Statements like this always leave me puzzled. They seem to imply that Bitcoin has unresolved privacy issues.
It is not true. Bitcoin does not suffer from some inherent, unfixable privacy flaw. People who work closely with Bitcoin - Barry Silbert included - know this very well.
If you need to send bitcoin privately, you can use the Lightning Network. When someone exchanges bitcoin on rabbit.io and sends the funds to us via Lightning, we do not know - and cannot know - where those coins originally came from.
Of course, major industry figures are aware of this. But ordinary users who are less familiar with the technical details hear statements about capital "flowing from Bitcoin into anonymous coins" and may begin to assume that Bitcoin has a widely recognized privacy weakness. It does not.
That said, the Lightning Network does have one significant limitation: large payments can be difficult to route. I have sent 0.1 BTC many times without any issues. Larger amounts, however, have only gone through successfully on rare occasions.

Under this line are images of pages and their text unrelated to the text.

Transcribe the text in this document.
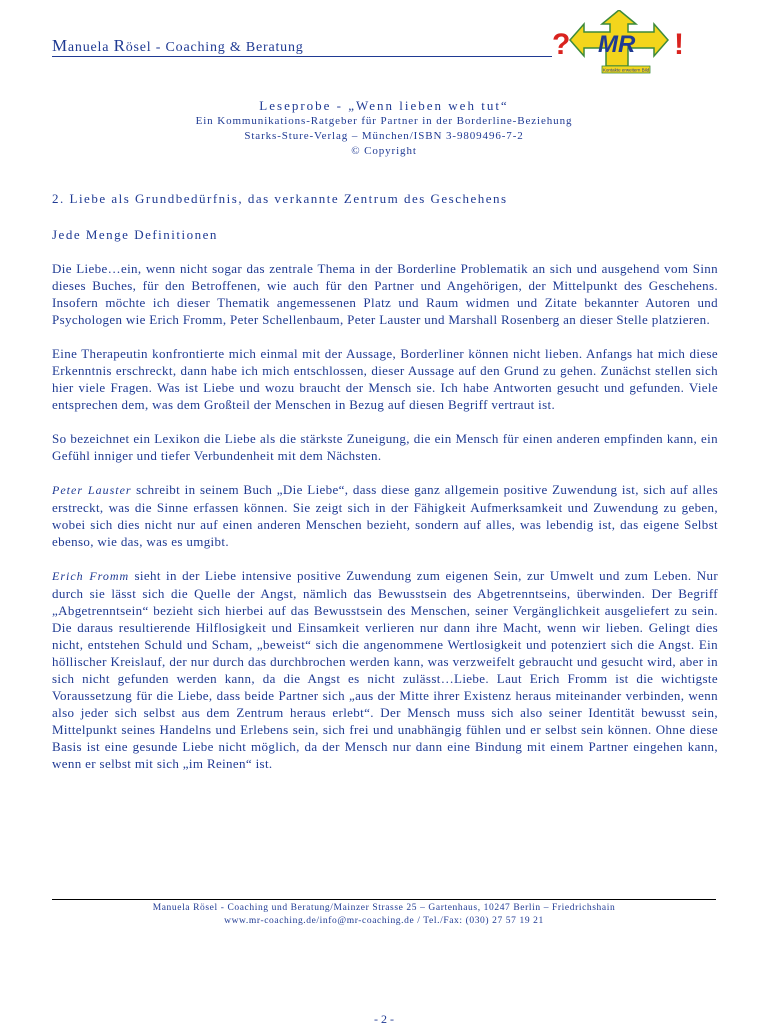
Manuela Rösel - Coaching & Beratung	? MR !
Kontakte erweitern Bild
Leseprobe - „Wenn lieben weh tut“
Ein Kommunikations-Ratgeber für Partner in der Borderline-Beziehung
Starks-Sture-Verlag – München/ISBN 3-9809496-7-2
© Copyright
2. Liebe als Grundbedürfnis, das verkannte Zentrum des Geschehens
Jede Menge Definitionen

Die Liebe…ein, wenn nicht sogar das zentrale Thema in der Borderline Problematik an sich und ausgehend vom Sinn dieses Buches, für den Betroffenen, wie auch für den Partner und Angehörigen, der Mittelpunkt des Geschehens. Insofern möchte ich dieser Thematik angemessenen Platz und Raum widmen und Zitate bekannter Autoren und Psychologen wie Erich Fromm, Peter Schellenbaum, Peter Lauster und Marshall Rosenberg an dieser Stelle platzieren.

Eine Therapeutin konfrontierte mich einmal mit der Aussage, Borderliner können nicht lieben. Anfangs hat mich diese Erkenntnis erschreckt, dann habe ich mich entschlossen, dieser Aussage auf den Grund zu gehen. Zunächst stellen sich hier viele Fragen. Was ist Liebe und wozu braucht der Mensch sie. Ich habe Antworten gesucht und gefunden. Viele entsprechen dem, was dem Großteil der Menschen in Bezug auf diesen Begriff vertraut ist.

So bezeichnet ein Lexikon die Liebe als die stärkste Zuneigung, die ein Mensch für einen anderen empfinden kann, ein Gefühl inniger und tiefer Verbundenheit mit dem Nächsten.

Peter Lauster schreibt in seinem Buch „Die Liebe“, dass diese ganz allgemein positive Zuwendung ist, sich auf alles erstreckt, was die Sinne erfassen können. Sie zeigt sich in der Fähigkeit Aufmerksamkeit und Zuwendung zu geben, wobei sich dies nicht nur auf einen anderen Menschen bezieht, sondern auf alles, was lebendig ist, das eigene Selbst ebenso, wie das, was es umgibt.

Erich Fromm sieht in der Liebe intensive positive Zuwendung zum eigenen Sein, zur Umwelt und zum Leben. Nur durch sie lässt sich die Quelle der Angst, nämlich das Bewusstsein des Abgetrenntseins, überwinden. Der Begriff „Abgetrenntsein“ bezieht sich hierbei auf das Bewusstsein des Menschen, seiner Vergänglichkeit ausgeliefert zu sein. Die daraus resultierende Hilflosigkeit und Einsamkeit verlieren nur dann ihre Macht, wenn wir lieben. Gelingt dies nicht, entstehen Schuld und Scham, „beweist“ sich die angenommene Wertlosigkeit und potenziert sich die Angst. Ein höllischer Kreislauf, der nur durch das durchbrochen werden kann, was verzweifelt gebraucht und gesucht wird, aber in sich nicht gefunden werden kann, da die Angst es nicht zulässt…Liebe. Laut Erich Fromm ist die wichtigste Voraussetzung für die Liebe, dass beide Partner sich „aus der Mitte ihrer Existenz heraus miteinander verbinden, wenn also jeder sich selbst aus dem Zentrum heraus erlebt“. Der Mensch muss sich also seiner Identität bewusst sein, Mittelpunkt seines Handelns und Erlebens sein, sich frei und unabhängig fühlen und er selbst sein können. Ohne diese Basis ist eine gesunde Liebe nicht möglich, da der Mensch nur dann eine Bindung mit einem Partner eingehen kann, wenn er selbst mit sich „im Reinen“ ist.

Manuela Rösel - Coaching und Beratung/Mainzer Strasse 25 – Gartenhaus, 10247 Berlin – Friedrichshain
www.mr-coaching.de/info@mr-coaching.de / Tel./Fax: (030) 27 57 19 21
- 2 -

Please keep this in mind if you are exchanging bitcoin via Lightning on rabbit.io. We impose no limits on our side, but the network itself has bandwidth constraints. Sending larger amounts can be frustrating. If you plan a bigger exchange, it is usually better to split it into several smaller transactions.
It is possible that Barry Silbert operates on a very different scale. For someone moving institutional-level capital, the ability to send only 0.1 BTC privately may feel equivalent to having no meaningful privacy option at all. In that context, his argument makes more sense.
But for most everyday users, the Lightning Network's capacity is more than sufficient.